My colleague Kirk Morris recently pointed me to this very neat study on iterative versus parallel models of crowdsourcing for the analysis of satellite imagery. The study was carried out by French researcher & engineer Nicolas Maisonneuve for the next GISscience2012 conference.
Nicolas finds that after reaching a certain threshold, adding more volunteers to the parallel model does “not change the representativeness of opinion and thus will not change the consensual output.” His analysis also shows that the value of this threshold has significant impact on the resulting quality of the parallel work and thus should be chosen carefully. In terms of the iterative approach, Nicolas finds that “the first iterations have a high impact on the final results due to a path dependency effect.” To this end, “stronger commitment during the first steps are thus a primary concern for using such model,” which means that “asking expert/committed users to start,” is important.
Nicolas’s study also reveals that the parellel approach is better able to correct wrong annotations (wrong analysis of the satellite imagery) than the iterative model for images that are fairly straightforward to interpret. In contrast, the iterative model is better suited for handling more ambiguous imagery. But there is a catch: the potential path dependency effect in the iterative model means that ”mistakes could be propagated, generating more easily type I errors as the iterations proceed.” In terms of spatial coverage, the iterative model is more efficient since the parallel model leverages redundancy to ensure data quality. Still, Nicolas concludes that the “parallel model provides an output which is more reliable than that of a basic iterative [because] the latter is sensitive to vandalism or knowledge destruction.”

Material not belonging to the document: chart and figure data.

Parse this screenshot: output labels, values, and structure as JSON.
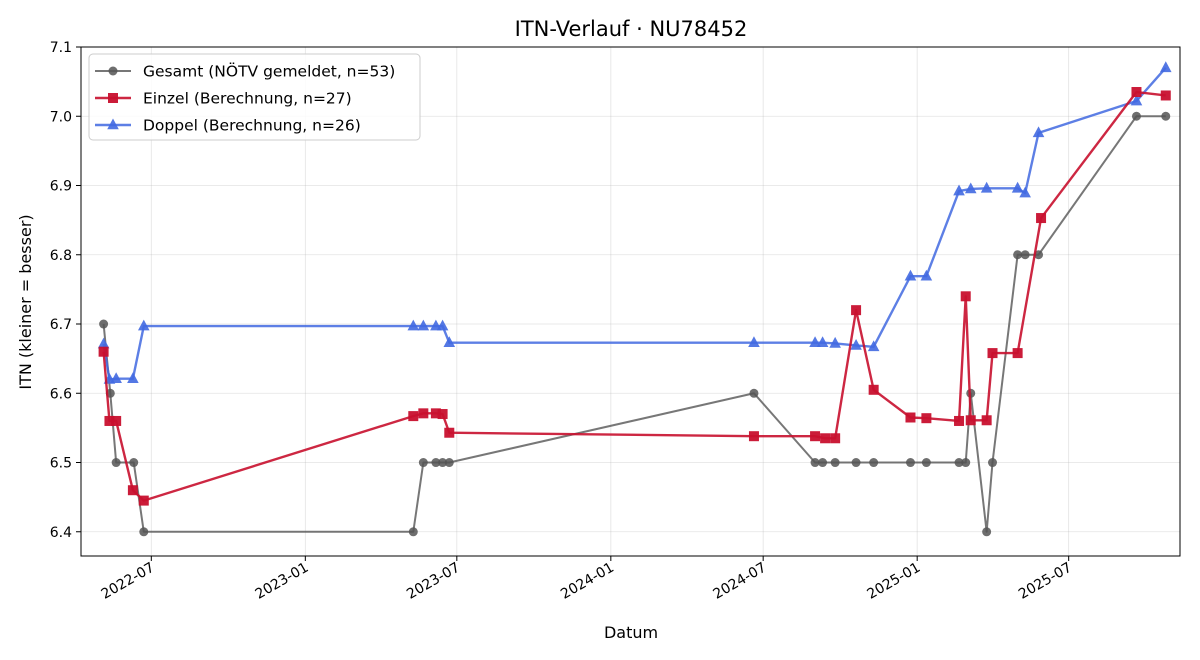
{
  "chart_data": {
    "type": "line",
    "title": "ITN-Verlauf · NU78452",
    "xlabel": "Datum",
    "ylabel": "ITN  (kleiner = besser)",
    "xlim": [
      "2022-04-08",
      "2025-11-11"
    ],
    "ylim": [
      6.365,
      7.1
    ],
    "grid": true,
    "legend_position": "top-left",
    "x_ticks": [
      "2022-07",
      "2023-01",
      "2023-07",
      "2024-01",
      "2024-07",
      "2025-01",
      "2025-07"
    ],
    "x_tick_dates": [
      "2022-07-01",
      "2023-01-01",
      "2023-07-01",
      "2024-01-01",
      "2024-07-01",
      "2025-01-01",
      "2025-07-01"
    ],
    "y_ticks": [
      6.4,
      6.5,
      6.6,
      6.7,
      6.8,
      6.9,
      7.0,
      7.1
    ],
    "y_tick_labels": [
      "6.4",
      "6.5",
      "6.6",
      "6.7",
      "6.8",
      "6.9",
      "7.0",
      "7.1"
    ],
    "series": [
      {
        "name": "Gesamt (NÖTV gemeldet, n=53)",
        "color": "#555555",
        "marker": "circle",
        "points": [
          [
            "2022-05-05",
            6.7
          ],
          [
            "2022-05-13",
            6.6
          ],
          [
            "2022-05-20",
            6.5
          ],
          [
            "2022-06-10",
            6.5
          ],
          [
            "2022-06-22",
            6.4
          ],
          [
            "2023-05-10",
            6.4
          ],
          [
            "2023-05-22",
            6.5
          ],
          [
            "2023-06-06",
            6.5
          ],
          [
            "2023-06-14",
            6.5
          ],
          [
            "2023-06-22",
            6.5
          ],
          [
            "2024-06-20",
            6.6
          ],
          [
            "2024-09-01",
            6.5
          ],
          [
            "2024-09-10",
            6.5
          ],
          [
            "2024-09-25",
            6.5
          ],
          [
            "2024-10-20",
            6.5
          ],
          [
            "2024-11-10",
            6.5
          ],
          [
            "2024-12-24",
            6.5
          ],
          [
            "2025-01-12",
            6.5
          ],
          [
            "2025-02-20",
            6.5
          ],
          [
            "2025-02-28",
            6.5
          ],
          [
            "2025-03-06",
            6.6
          ],
          [
            "2025-03-25",
            6.4
          ],
          [
            "2025-04-01",
            6.5
          ],
          [
            "2025-05-01",
            6.8
          ],
          [
            "2025-05-10",
            6.8
          ],
          [
            "2025-05-26",
            6.8
          ],
          [
            "2025-09-20",
            7.0
          ],
          [
            "2025-10-25",
            7.0
          ]
        ]
      },
      {
        "name": "Einzel (Berechnung, n=27)",
        "color": "#c8102e",
        "marker": "square",
        "points": [
          [
            "2022-05-05",
            6.66
          ],
          [
            "2022-05-12",
            6.56
          ],
          [
            "2022-05-20",
            6.56
          ],
          [
            "2022-06-09",
            6.46
          ],
          [
            "2022-06-22",
            6.445
          ],
          [
            "2023-05-10",
            6.567
          ],
          [
            "2023-05-22",
            6.571
          ],
          [
            "2023-06-06",
            6.571
          ],
          [
            "2023-06-14",
            6.57
          ],
          [
            "2023-06-22",
            6.543
          ],
          [
            "2024-06-20",
            6.538
          ],
          [
            "2024-09-01",
            6.538
          ],
          [
            "2024-09-13",
            6.535
          ],
          [
            "2024-09-25",
            6.535
          ],
          [
            "2024-10-20",
            6.72
          ],
          [
            "2024-11-10",
            6.605
          ],
          [
            "2024-12-24",
            6.565
          ],
          [
            "2025-01-12",
            6.564
          ],
          [
            "2025-02-20",
            6.56
          ],
          [
            "2025-02-28",
            6.74
          ],
          [
            "2025-03-06",
            6.561
          ],
          [
            "2025-03-25",
            6.561
          ],
          [
            "2025-04-01",
            6.658
          ],
          [
            "2025-05-01",
            6.658
          ],
          [
            "2025-05-29",
            6.853
          ],
          [
            "2025-09-20",
            7.035
          ],
          [
            "2025-10-25",
            7.03
          ]
        ]
      },
      {
        "name": "Doppel (Berechnung, n=26)",
        "color": "#4169e1",
        "marker": "triangle",
        "points": [
          [
            "2022-05-05",
            6.671
          ],
          [
            "2022-05-12",
            6.62
          ],
          [
            "2022-05-20",
            6.621
          ],
          [
            "2022-06-09",
            6.621
          ],
          [
            "2022-06-22",
            6.697
          ],
          [
            "2023-05-10",
            6.697
          ],
          [
            "2023-05-22",
            6.697
          ],
          [
            "2023-06-06",
            6.697
          ],
          [
            "2023-06-14",
            6.697
          ],
          [
            "2023-06-22",
            6.673
          ],
          [
            "2024-06-20",
            6.673
          ],
          [
            "2024-09-01",
            6.673
          ],
          [
            "2024-09-10",
            6.673
          ],
          [
            "2024-09-25",
            6.672
          ],
          [
            "2024-10-20",
            6.669
          ],
          [
            "2024-11-10",
            6.667
          ],
          [
            "2024-12-24",
            6.769
          ],
          [
            "2025-01-12",
            6.769
          ],
          [
            "2025-02-20",
            6.892
          ],
          [
            "2025-03-06",
            6.895
          ],
          [
            "2025-03-25",
            6.896
          ],
          [
            "2025-05-01",
            6.896
          ],
          [
            "2025-05-10",
            6.889
          ],
          [
            "2025-05-26",
            6.976
          ],
          [
            "2025-09-20",
            7.022
          ],
          [
            "2025-10-25",
            7.07
          ]
        ]
      }
    ]
  }
}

So the question that naturally follow is this: how can parallel and iterative methodologies be combined to produce a better overall result? Perhaps the parallel approach could be used as the default to begin with. However, images that are considered difficult to interpret would get pushed from the parallel workflow to the iterative workflow. The latter would first be processed by experts in order to create favorable path dependency. Could this hybrid approach be the wining strategy?